Het openbaar ministerie heeft in eerste aanleg gevorderd dat aan de betrokkene de verplichting zal worden opgelegd tot betaling van een geldbedrag aan de Staat ter ontneming van wederrechtelijk verkregen voordeel, geschat tot een bedrag van € 80.000,00.
De betrokkene is bij vonnis van de economische kamer [1] van de rechtbank Noord-Holland van 4 mei 2022 in de strafzaak veroordeeld ter zake van overtreding van een voorschrift, gesteld bij artikel 38, eerste lid, van de Geneesmiddelenwet, opzettelijk begaan, meermalen gepleegd.
Voorts heeft de economische kamer van de rechtbank Noord-Holland bij vonnis van 4 mei 2022 in de ontnemingszaak de betrokkene de verplichting opgelegd tot betaling aan de Staat van een bedrag van € 48.000,00 ter ontneming van wederrechtelijk verkregen voordeel.
De betrokkene heeft hoger beroep ingesteld tegen beide vonnissen.

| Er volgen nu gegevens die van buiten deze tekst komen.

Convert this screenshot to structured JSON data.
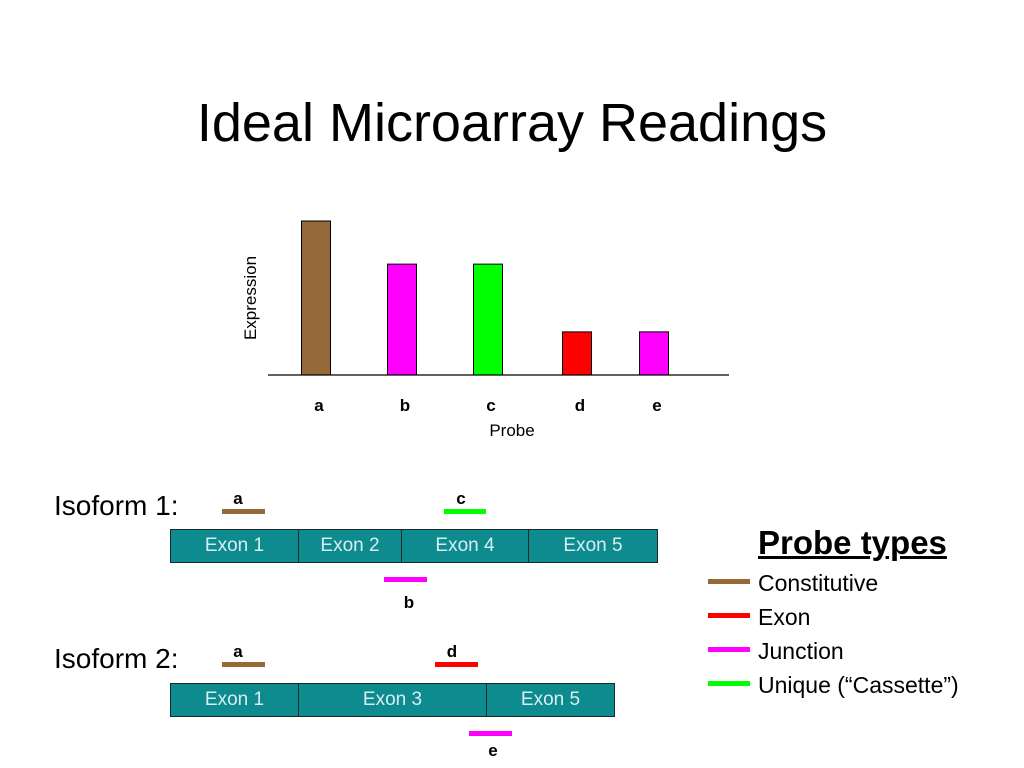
{
  "title": "Ideal Microarray Readings",
  "colors": {
    "constitutive": "#956a38",
    "exon": "#ff0000",
    "junction": "#ff00ff",
    "unique": "#00ff00",
    "exon_fill": "#0d8b8e"
  },
  "chart_data": {
    "type": "bar",
    "title": "",
    "xlabel": "Probe",
    "ylabel": "Expression",
    "categories": [
      "a",
      "b",
      "c",
      "d",
      "e"
    ],
    "values": [
      100,
      72,
      72,
      28,
      28
    ],
    "bar_colors": [
      "#956a38",
      "#ff00ff",
      "#00ff00",
      "#ff0000",
      "#ff00ff"
    ],
    "ylim": [
      0,
      100
    ],
    "grid": false
  },
  "isoforms": [
    {
      "label": "Isoform 1:",
      "exons": [
        "Exon 1",
        "Exon 2",
        "Exon 4",
        "Exon 5"
      ],
      "probes": [
        {
          "label": "a",
          "type": "constitutive"
        },
        {
          "label": "c",
          "type": "unique"
        },
        {
          "label": "b",
          "type": "junction"
        }
      ]
    },
    {
      "label": "Isoform 2:",
      "exons": [
        "Exon 1",
        "Exon 3",
        "Exon 5"
      ],
      "probes": [
        {
          "label": "a",
          "type": "constitutive"
        },
        {
          "label": "d",
          "type": "exon"
        },
        {
          "label": "e",
          "type": "junction"
        }
      ]
    }
  ],
  "legend": {
    "title": "Probe types",
    "items": [
      {
        "label": "Constitutive",
        "type": "constitutive"
      },
      {
        "label": "Exon",
        "type": "exon"
      },
      {
        "label": "Junction",
        "type": "junction"
      },
      {
        "label": "Unique (“Cassette”)",
        "type": "unique"
      }
    ]
  }
}
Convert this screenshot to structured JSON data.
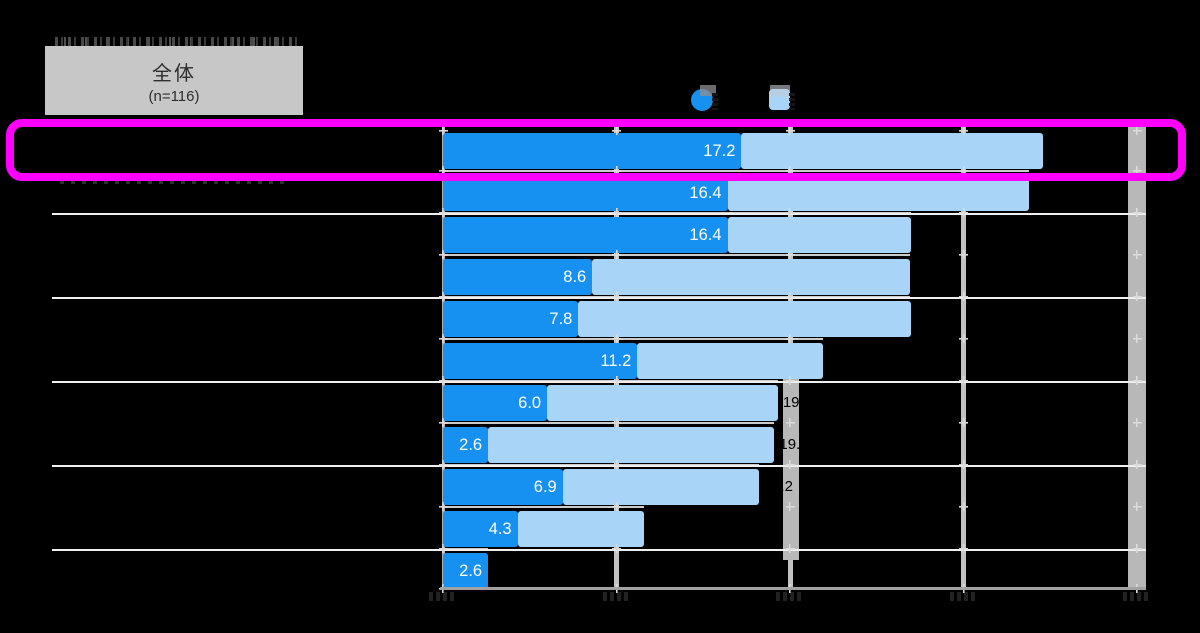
{
  "background_color": "#000000",
  "group_box": {
    "title": "全体",
    "subtitle": "(n=116)"
  },
  "legend": {
    "items": [
      {
        "name": "series-1",
        "marker": "circle",
        "color": "#1791f1",
        "label": ""
      },
      {
        "name": "series-2",
        "marker": "square",
        "color": "#a8d4f8",
        "label": ""
      }
    ]
  },
  "highlight": {
    "color": "#ff00ff",
    "row_index": 0
  },
  "chart_data": {
    "type": "bar",
    "orientation": "horizontal",
    "stacked": true,
    "n_label": "(n=116)",
    "categories": [
      "",
      "",
      "",
      "",
      "",
      "",
      "",
      "",
      "",
      "",
      ""
    ],
    "series": [
      {
        "name": "primary-dark-blue",
        "color": "#1791f1",
        "values": [
          17.2,
          16.4,
          16.4,
          8.6,
          7.8,
          11.2,
          6.0,
          2.6,
          6.9,
          4.3,
          2.6
        ],
        "labels_visible": true
      },
      {
        "name": "secondary-light-blue",
        "color": "#a8d4f8",
        "values": [
          17.4,
          17.4,
          10.6,
          18.3,
          19.2,
          10.7,
          13.3,
          16.5,
          11.3,
          7.3,
          0
        ],
        "values_estimated_from_pixels": true
      }
    ],
    "totals_estimated": [
      34.6,
      33.8,
      27.0,
      26.9,
      27.0,
      21.9,
      19.3,
      19.1,
      18.2,
      11.6,
      2.6
    ],
    "xlim": [
      0,
      40
    ],
    "gridline_step": 10,
    "grid": true,
    "axis_tick_labels_visible": false,
    "category_labels_visible": false
  }
}
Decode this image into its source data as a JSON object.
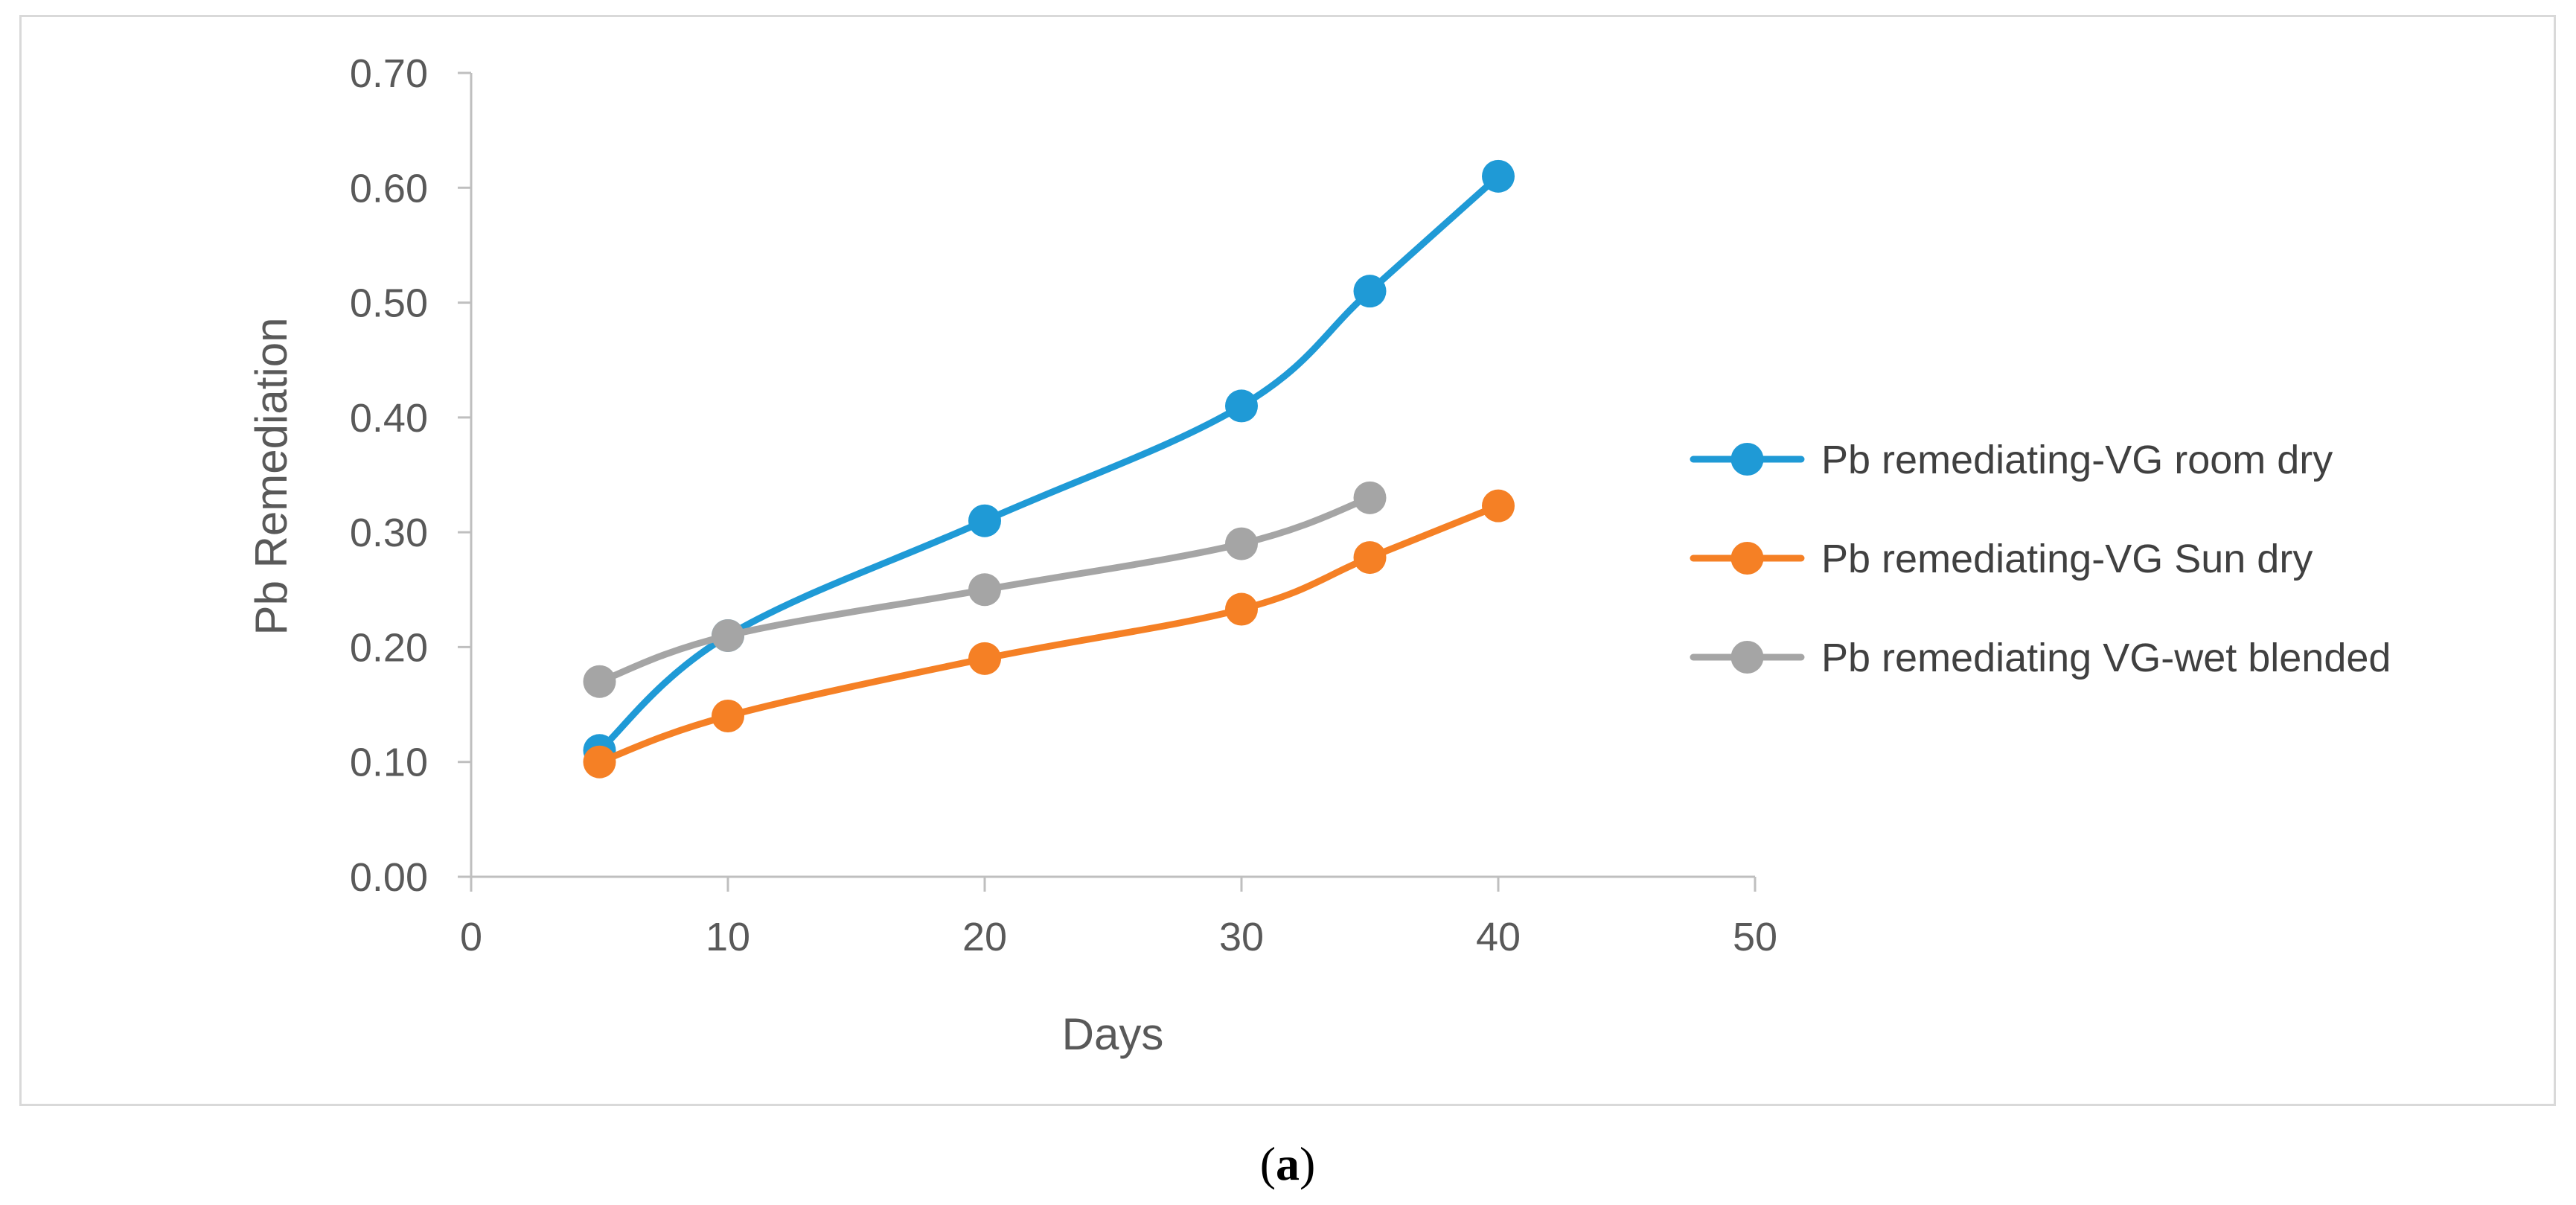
{
  "chart_data": {
    "type": "line",
    "title": "",
    "xlabel": "Days",
    "ylabel": "Pb Remediation",
    "xlim": [
      0,
      50
    ],
    "ylim": [
      0,
      0.7
    ],
    "x_ticks": [
      0,
      10,
      20,
      30,
      40,
      50
    ],
    "x_tick_labels": [
      "0",
      "10",
      "20",
      "30",
      "40",
      "50"
    ],
    "y_ticks": [
      0,
      0.1,
      0.2,
      0.3,
      0.4,
      0.5,
      0.6,
      0.7
    ],
    "y_tick_labels": [
      "0.00",
      "0.10",
      "0.20",
      "0.30",
      "0.40",
      "0.50",
      "0.60",
      "0.70"
    ],
    "grid": false,
    "legend_position": "right",
    "series": [
      {
        "name": "Pb remediating-VG room dry",
        "color": "#1f9ad6",
        "x": [
          5,
          10,
          20,
          30,
          35,
          40
        ],
        "values": [
          0.11,
          0.21,
          0.31,
          0.41,
          0.51,
          0.61
        ]
      },
      {
        "name": "Pb remediating-VG Sun dry",
        "color": "#f58025",
        "x": [
          5,
          10,
          20,
          30,
          35,
          40
        ],
        "values": [
          0.1,
          0.14,
          0.19,
          0.233,
          0.278,
          0.323
        ]
      },
      {
        "name": "Pb remediating VG-wet blended",
        "color": "#a5a5a5",
        "x": [
          5,
          10,
          20,
          30,
          35
        ],
        "values": [
          0.17,
          0.21,
          0.25,
          0.29,
          0.33
        ]
      }
    ],
    "caption": "(a)"
  },
  "caption_parts": {
    "open": "(",
    "letter": "a",
    "close": ")"
  }
}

De betrokkene is bij arrest van het gerechtshof Amsterdam van 30 januari 2025 veroordeeld ter zake van medeplegen van overtreding van een voorschrift, gesteld bij artikel 38, eerste lid, van de Geneesmiddelenwet, opzettelijk begaan.

Onderzoek van de zaak

Dit arrest is gewezen naar aanleiding van het onderzoek ter terechtzitting in hoger beroep van 27 en 28 november 2024, 2, 9 en 10 december 2024 en 24 januari 2025 en, overeenkomstig het bepaalde bij artikel 422, tweede lid, van het Wetboek van Strafvordering, naar aanleiding van het onderzoek ter terechtzitting in eerste aanleg.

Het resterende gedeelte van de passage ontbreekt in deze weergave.